Dans « Nocturama », Bertrand Bonello filme des jeunes désespérés qui basculent dans le terrorisme. | Wild Bunch Distribution

La scène intervient au milieu de Nocturama. Un soir, après avoir perpétré une série d’attentats à Paris, un groupe de jeunes terroristes, traqué par la police, se retranche dans les rayons déserts de La Samaritaine. Au sous-sol, l’un des types de la bande branche son lecteur MP3 sur d’immenses enceintes. La musique résonne bientôt dans tout le grand magasin : une basse lourde, tranchante, une mélodie répétitive, hypnotique, sur laquelle un rappeur chante des histoires de prison, de dopes et d’amours trompées. C’est I Don’t Like, de Chief Keef featuring Lil Reese, l’un des plus beaux morceaux de trap – un courant froid du hip-hop –, qui sert d’hymne rageur au film de Bertrand Bonello.

Chief Keef - I Don't Like ft. Lil Reese
Durée : 04:34

Pourquoi cette chanson en particulier ? « Je l’ai découverte un soir, j’ai d’abord été fasciné par le clip : ces jeunes mecs torses nus qui dansent dans une chambre en fumant du crack, quasiment en transe…, explique le cinéaste. Et puis il y a une puissance, une force dingue dans cette musique, avec ses paroles sombres, ses boucles lancinantes. »

Autour du jeune héros de Chicago Chief Keef, Bertrand Bonello a choisi d’autres morceaux de rap pour composer la BO de son film. Il y a le tube underground Champs-Elysées, des Français Bonnie Banane, le refrain Why Don’t You Cry de Willow Smith et même un track hip-hop original écrit par le réalisateur, musicien de formation.
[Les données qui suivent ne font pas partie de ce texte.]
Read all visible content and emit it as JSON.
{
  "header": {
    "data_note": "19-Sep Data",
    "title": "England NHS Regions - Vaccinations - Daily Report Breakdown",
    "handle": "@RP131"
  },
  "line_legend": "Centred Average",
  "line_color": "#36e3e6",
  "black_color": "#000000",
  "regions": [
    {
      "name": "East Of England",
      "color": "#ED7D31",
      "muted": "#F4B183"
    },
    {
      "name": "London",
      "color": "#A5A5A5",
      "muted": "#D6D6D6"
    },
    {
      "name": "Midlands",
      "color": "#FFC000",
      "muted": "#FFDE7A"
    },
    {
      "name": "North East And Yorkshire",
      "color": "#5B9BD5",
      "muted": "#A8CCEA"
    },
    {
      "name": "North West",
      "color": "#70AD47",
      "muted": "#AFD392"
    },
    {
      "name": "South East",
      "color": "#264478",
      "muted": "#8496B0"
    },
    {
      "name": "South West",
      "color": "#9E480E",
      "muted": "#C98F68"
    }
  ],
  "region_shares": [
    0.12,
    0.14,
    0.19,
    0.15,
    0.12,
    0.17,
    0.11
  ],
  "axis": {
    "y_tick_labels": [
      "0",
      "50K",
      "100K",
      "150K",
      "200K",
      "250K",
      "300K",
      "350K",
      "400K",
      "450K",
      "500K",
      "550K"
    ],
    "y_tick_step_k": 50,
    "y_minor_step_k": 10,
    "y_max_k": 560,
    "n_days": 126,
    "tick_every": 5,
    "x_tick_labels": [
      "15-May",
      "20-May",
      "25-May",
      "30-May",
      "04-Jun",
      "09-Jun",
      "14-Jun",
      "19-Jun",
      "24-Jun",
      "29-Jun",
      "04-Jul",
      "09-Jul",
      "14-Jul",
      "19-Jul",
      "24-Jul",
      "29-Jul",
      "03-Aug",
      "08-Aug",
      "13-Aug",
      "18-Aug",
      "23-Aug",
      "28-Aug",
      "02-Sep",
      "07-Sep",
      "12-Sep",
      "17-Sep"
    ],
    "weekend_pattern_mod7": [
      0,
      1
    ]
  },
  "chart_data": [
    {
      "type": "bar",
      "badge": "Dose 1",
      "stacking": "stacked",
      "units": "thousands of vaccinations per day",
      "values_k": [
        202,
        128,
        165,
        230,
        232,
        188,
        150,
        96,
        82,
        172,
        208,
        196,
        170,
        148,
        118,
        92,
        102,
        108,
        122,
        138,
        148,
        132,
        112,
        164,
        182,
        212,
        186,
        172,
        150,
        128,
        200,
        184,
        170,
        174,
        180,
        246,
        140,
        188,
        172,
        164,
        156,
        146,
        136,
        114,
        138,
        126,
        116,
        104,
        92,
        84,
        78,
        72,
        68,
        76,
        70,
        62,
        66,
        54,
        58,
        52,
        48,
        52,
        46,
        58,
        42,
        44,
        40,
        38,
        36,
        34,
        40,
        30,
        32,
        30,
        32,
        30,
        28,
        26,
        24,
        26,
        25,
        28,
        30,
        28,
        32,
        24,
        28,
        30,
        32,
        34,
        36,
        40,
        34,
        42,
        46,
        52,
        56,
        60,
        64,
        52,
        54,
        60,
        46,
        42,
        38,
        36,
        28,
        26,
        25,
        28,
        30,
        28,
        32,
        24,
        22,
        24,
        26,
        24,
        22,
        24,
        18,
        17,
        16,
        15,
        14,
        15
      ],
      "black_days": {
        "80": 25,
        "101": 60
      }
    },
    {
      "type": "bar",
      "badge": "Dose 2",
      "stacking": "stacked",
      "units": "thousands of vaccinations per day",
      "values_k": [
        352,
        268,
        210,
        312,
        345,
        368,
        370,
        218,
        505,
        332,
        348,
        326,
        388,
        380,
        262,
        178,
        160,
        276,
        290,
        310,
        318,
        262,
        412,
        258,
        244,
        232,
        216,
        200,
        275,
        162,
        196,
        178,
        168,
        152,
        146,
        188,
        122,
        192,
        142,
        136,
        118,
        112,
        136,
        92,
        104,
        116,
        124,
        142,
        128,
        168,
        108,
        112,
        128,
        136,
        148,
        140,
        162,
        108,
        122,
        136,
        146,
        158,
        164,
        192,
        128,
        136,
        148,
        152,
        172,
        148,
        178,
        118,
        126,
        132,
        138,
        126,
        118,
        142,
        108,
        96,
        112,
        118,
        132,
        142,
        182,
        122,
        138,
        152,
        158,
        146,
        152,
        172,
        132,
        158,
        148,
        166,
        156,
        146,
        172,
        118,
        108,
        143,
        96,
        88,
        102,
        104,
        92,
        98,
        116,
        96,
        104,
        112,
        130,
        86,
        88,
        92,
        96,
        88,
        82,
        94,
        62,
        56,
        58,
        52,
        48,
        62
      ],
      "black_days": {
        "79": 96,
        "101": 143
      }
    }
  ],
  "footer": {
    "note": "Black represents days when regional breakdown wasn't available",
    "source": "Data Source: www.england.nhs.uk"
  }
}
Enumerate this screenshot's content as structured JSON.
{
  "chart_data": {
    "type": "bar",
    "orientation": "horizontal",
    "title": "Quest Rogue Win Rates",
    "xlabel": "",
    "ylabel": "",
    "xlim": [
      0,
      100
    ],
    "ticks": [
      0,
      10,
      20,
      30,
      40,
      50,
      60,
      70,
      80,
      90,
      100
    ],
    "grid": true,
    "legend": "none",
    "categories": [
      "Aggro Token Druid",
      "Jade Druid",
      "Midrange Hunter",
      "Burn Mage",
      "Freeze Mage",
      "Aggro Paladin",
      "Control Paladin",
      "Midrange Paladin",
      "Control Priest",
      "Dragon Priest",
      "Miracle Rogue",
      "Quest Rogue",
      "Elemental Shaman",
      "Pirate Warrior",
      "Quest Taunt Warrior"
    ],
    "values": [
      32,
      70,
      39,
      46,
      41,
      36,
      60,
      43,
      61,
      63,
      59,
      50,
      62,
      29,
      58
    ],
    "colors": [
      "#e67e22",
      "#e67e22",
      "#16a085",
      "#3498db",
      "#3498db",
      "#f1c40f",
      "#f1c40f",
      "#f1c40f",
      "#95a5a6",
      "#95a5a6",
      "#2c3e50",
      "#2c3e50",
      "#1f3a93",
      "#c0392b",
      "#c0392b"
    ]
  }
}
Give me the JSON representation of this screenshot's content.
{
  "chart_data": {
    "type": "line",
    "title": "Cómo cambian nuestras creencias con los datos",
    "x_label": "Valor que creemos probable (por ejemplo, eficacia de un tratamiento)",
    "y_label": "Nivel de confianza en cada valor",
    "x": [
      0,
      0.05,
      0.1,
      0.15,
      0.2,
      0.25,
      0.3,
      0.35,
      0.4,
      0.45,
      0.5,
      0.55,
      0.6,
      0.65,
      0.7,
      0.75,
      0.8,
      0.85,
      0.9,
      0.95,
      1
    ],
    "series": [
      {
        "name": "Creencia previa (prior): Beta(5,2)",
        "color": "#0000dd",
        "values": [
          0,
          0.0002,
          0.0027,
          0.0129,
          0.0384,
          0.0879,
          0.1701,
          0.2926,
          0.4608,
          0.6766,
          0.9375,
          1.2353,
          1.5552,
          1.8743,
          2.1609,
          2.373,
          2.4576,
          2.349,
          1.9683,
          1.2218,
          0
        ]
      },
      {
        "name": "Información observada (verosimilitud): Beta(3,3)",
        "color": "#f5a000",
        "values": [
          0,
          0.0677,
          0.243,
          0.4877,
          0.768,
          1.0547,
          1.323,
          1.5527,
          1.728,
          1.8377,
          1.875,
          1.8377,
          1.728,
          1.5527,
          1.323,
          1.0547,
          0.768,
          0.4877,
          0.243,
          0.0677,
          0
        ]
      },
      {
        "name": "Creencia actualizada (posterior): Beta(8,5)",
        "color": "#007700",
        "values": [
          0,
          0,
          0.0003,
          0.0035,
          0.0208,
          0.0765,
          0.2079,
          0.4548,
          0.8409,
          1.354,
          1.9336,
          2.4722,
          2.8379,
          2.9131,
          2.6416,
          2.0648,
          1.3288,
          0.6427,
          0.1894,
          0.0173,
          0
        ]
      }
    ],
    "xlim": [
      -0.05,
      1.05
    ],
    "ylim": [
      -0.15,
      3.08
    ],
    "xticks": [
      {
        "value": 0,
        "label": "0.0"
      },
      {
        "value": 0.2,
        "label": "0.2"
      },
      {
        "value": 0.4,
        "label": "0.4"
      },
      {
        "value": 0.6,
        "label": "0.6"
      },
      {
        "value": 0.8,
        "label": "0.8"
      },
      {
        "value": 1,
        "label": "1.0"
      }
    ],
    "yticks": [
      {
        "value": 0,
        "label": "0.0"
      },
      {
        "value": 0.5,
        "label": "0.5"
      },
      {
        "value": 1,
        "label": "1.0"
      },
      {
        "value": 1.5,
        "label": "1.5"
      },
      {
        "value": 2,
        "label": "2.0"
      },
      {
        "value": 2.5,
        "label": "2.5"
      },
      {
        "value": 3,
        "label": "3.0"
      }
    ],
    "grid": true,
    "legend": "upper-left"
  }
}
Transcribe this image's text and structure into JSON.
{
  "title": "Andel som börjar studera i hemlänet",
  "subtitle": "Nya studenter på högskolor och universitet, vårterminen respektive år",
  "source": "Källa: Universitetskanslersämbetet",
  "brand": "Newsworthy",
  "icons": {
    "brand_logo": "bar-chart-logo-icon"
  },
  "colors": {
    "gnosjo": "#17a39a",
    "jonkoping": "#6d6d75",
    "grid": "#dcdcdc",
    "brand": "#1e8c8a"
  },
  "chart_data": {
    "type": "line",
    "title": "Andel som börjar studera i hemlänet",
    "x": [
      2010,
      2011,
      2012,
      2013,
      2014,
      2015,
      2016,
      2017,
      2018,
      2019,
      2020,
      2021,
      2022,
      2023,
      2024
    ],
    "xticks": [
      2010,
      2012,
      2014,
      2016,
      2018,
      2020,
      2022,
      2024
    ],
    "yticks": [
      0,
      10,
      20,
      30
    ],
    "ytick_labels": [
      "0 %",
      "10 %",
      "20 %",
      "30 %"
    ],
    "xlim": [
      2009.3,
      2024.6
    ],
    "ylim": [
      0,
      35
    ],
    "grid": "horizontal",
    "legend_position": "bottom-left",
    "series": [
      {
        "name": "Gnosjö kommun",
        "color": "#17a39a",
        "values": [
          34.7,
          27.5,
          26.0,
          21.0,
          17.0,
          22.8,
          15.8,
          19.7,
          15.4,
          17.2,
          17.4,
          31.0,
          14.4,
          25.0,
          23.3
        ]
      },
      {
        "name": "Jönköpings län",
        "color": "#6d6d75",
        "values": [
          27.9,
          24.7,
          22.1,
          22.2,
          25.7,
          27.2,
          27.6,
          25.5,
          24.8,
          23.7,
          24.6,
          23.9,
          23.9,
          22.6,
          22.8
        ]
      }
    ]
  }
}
D’ordinaire ancré dans la soul ou le rock, Bonello a privilégié le rap pour « ses textures » et « ses rythmes mélancoliques », illustrant bien l’état d’esprit des antihéros de Nocturama, des jeunes nihilistes qui font le mal sans conviction. « Je ne voulais surtout pas utiliser du hip-hop politique et contestataire, façon Keny Arkana, précise le réalisateur. Ça aurait été beaucoup trop simple, on y aurait vu un lien artificiel avec les agissements des personnages. Le rap que j’utilise est certes violent, mais différemment. Chief Keef, c’est l’incarnation d’une forme de hip-hop plus moderne, un truc dark, dépressif, intérieur, qui n’a rien à voir avec le rap revendicateur du passé. »

Voilà au fond ce que met en scène Bertrand Bonello : une jeunesse fracassée, sans repères ni horizon, qui trouve dans les pulsations taciturnes du rap contemporain l’expression de son mal indéfini.

« Nocturama » (2 h 10), de Bertrand Bonello, avec Finnegan Oldfield, Vincent Rottiers. en salles le 31 août.